Under FirstEnergy's rate stabilization plan, the new rate for generation will be locked in for three years, beginning in 2006. Glen Krassen says the new price is artificially low and could lead to lower savings for residential customers who chose to shop for cheaper power. Krassen is an attorney for NOPEC, the community buying group that says it's saved its 450,000 Northeast Ohio customers more than $30 million over the last four years.
Glen Krassen: We'll still look for cheaper electricity, but with a lower shopping credit it will be tough.
Krassen believes the failure of this week's auction could cost residents more than just a few extra dollars a month.
Glen Krassen: Stranded costs are costing Northeast Ohio several billion dollars a year in revenues being taken out of our economy at a time when our economy is very precarious.
In addition to stranded costs, FirstEnergy spokesperson Ellen Raines says under the new plan, the company could be allowed to raise its rates for the first time in seven years.
Ellen Raines: The rate stabilization plan does allow us to go to the commission and ask for consideration of an increase to cover increasing costs related to taxes and fuel.
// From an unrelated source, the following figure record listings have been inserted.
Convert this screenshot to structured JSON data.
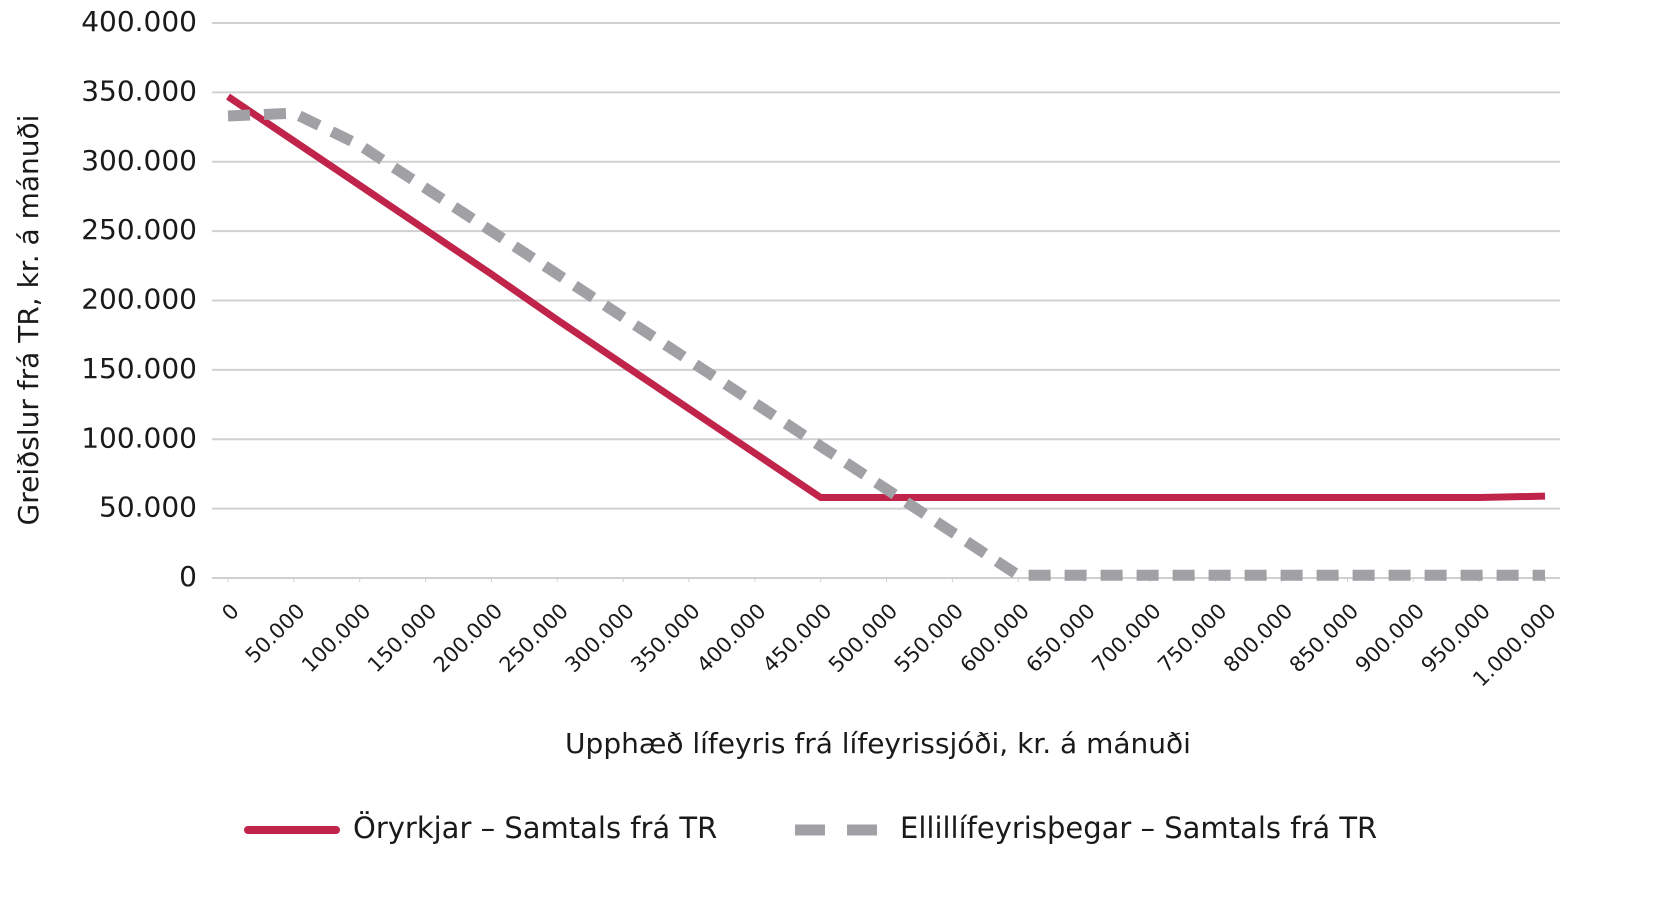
{
  "chart_data": {
    "type": "line",
    "xlabel": "Upphæð lífeyris frá lífeyrissjóði, kr. á mánuði",
    "ylabel": "Greiðslur frá TR, kr. á mánuði",
    "x": [
      0,
      50000,
      100000,
      150000,
      200000,
      250000,
      300000,
      350000,
      400000,
      450000,
      500000,
      550000,
      600000,
      650000,
      700000,
      750000,
      800000,
      850000,
      900000,
      950000,
      1000000
    ],
    "series": [
      {
        "name": "Öryrkjar – Samtals frá TR",
        "color": "#c0244a",
        "dash": false,
        "values": [
          347000,
          315000,
          283000,
          251000,
          219000,
          186000,
          154000,
          122000,
          90000,
          58000,
          58000,
          58000,
          58000,
          58000,
          58000,
          58000,
          58000,
          58000,
          58000,
          58000,
          59000
        ]
      },
      {
        "name": "Ellillífeyrisþegar – Samtals frá TR",
        "color": "#a0a0a5",
        "dash": true,
        "values": [
          333000,
          335000,
          312000,
          281000,
          250000,
          219000,
          188000,
          157000,
          126000,
          95000,
          64000,
          33000,
          2000,
          2000,
          2000,
          2000,
          2000,
          2000,
          2000,
          2000,
          2000
        ]
      }
    ],
    "xlim": [
      0,
      1000000
    ],
    "xticks": [
      0,
      {
        "value": 50000,
        "label": "50.000"
      },
      {
        "value": 100000,
        "label": "100.000"
      },
      {
        "value": 150000,
        "label": "150.000"
      },
      {
        "value": 200000,
        "label": "200.000"
      },
      {
        "value": 250000,
        "label": "250.000"
      },
      {
        "value": 300000,
        "label": "300.000"
      },
      {
        "value": 350000,
        "label": "350.000"
      },
      {
        "value": 400000,
        "label": "400.000"
      },
      {
        "value": 450000,
        "label": "450.000"
      },
      {
        "value": 500000,
        "label": "500.000"
      },
      {
        "value": 550000,
        "label": "550.000"
      },
      {
        "value": 600000,
        "label": "600.000"
      },
      {
        "value": 650000,
        "label": "650.000"
      },
      {
        "value": 700000,
        "label": "700.000"
      },
      {
        "value": 750000,
        "label": "750.000"
      },
      {
        "value": 800000,
        "label": "800.000"
      },
      {
        "value": 850000,
        "label": "850.000"
      },
      {
        "value": 900000,
        "label": "900.000"
      },
      {
        "value": 950000,
        "label": "950.000"
      },
      {
        "value": 1000000,
        "label": "1.000.000"
      }
    ],
    "ylim": [
      0,
      400000
    ],
    "yticks": [
      0,
      {
        "value": 50000,
        "label": "50.000"
      },
      {
        "value": 100000,
        "label": "100.000"
      },
      {
        "value": 150000,
        "label": "150.000"
      },
      {
        "value": 200000,
        "label": "200.000"
      },
      {
        "value": 250000,
        "label": "250.000"
      },
      {
        "value": 300000,
        "label": "300.000"
      },
      {
        "value": 350000,
        "label": "350.000"
      },
      {
        "value": 400000,
        "label": "400.000"
      }
    ],
    "grid": true,
    "legend": "bottom"
  }
}
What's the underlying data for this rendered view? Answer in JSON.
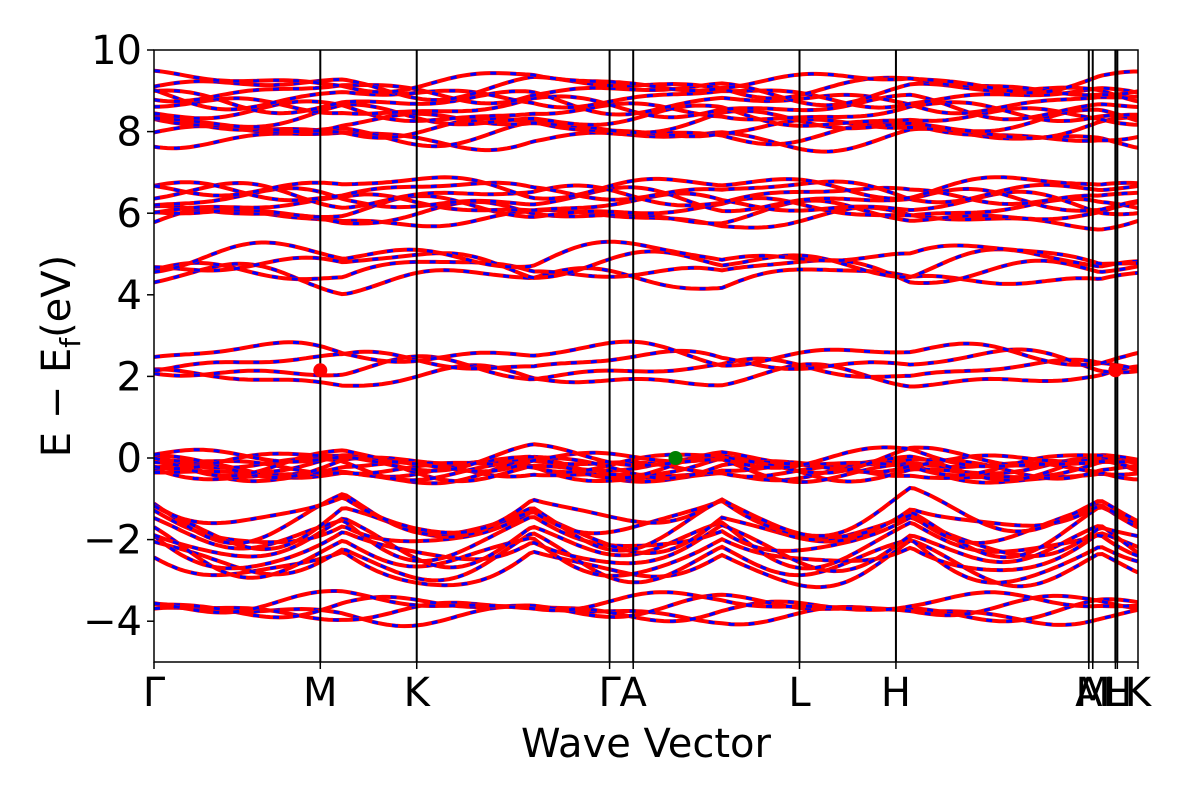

Those are the two areas where we could ask for an increase. At this point we haven't made any decisions about whether or when we would ask for any kind of increase.
The Ohio Consumer's Counsel says those increases could be as much as $20 a month for some customers. In October they filed a lawsuit with the Ohio Supreme Court opposing PUCO approval of FirstEnergy's plan on the grounds that the electric choice law contains no provision to impose rate plans on consumers. So far, the court has not set a date to hear the case.
In the meantime, the state could order another auction next year. Consumer groups say they'll press for changes in the auction process and for any new rates to go into effect as quickly as possible. In Cleveland, Karen Schaefer, 90.3.